Here's the weird part, though. What about the light-in-transit explanation? What if there aren't really any stars out there? What if God just created light on the way to earth to make it appear as though there are stars out there? Lisle doesn't like that explanation because it makes our senses unreliable. As he wrote,
The light-en-route model requires that events we observe beyond about 6,000 light years (which covers the overwhelming majority of the universe) are fictional, and thus our senses are not reliable for those distances. If we cannot believe our eyes for 99.9999% of the universe, then why should we trust them for the other 0.0001% that is nearby?OK, that's great. So for certain configurations of light, Lisle believes they convey real information about the origin of that light (i.e., that there really are stars out there). Fine. But why then reject the exact same explanation for configurations of matter? If God didn't just make light to look like it came from stars that aren't there, why did God make galaxies look like they are colliding when they really didn't?

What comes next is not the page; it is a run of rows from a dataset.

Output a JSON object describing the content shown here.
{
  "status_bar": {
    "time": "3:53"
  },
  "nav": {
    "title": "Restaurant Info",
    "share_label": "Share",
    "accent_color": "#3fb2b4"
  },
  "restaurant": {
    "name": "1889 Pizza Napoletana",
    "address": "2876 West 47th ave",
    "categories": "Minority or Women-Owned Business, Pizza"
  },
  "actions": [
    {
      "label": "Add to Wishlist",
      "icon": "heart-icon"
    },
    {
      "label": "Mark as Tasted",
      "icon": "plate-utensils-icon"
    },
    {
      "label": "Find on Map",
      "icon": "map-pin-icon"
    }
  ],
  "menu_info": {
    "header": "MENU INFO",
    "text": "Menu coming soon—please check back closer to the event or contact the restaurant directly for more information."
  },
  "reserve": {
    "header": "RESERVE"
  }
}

I guess that's the source of my unease about this whole thing. Lisle could be right about his explanation being biblical, and I guess he could be right about the speed of light (what do I know, I'm a biologist?). But even if he is, would it matter? As he himself concedes, his argument is not intended as a cosmogony, and it does not explain other indicators of great age. Perhaps most importantly, why the double standard? Why does light tell us something true about its origin, while matter does not?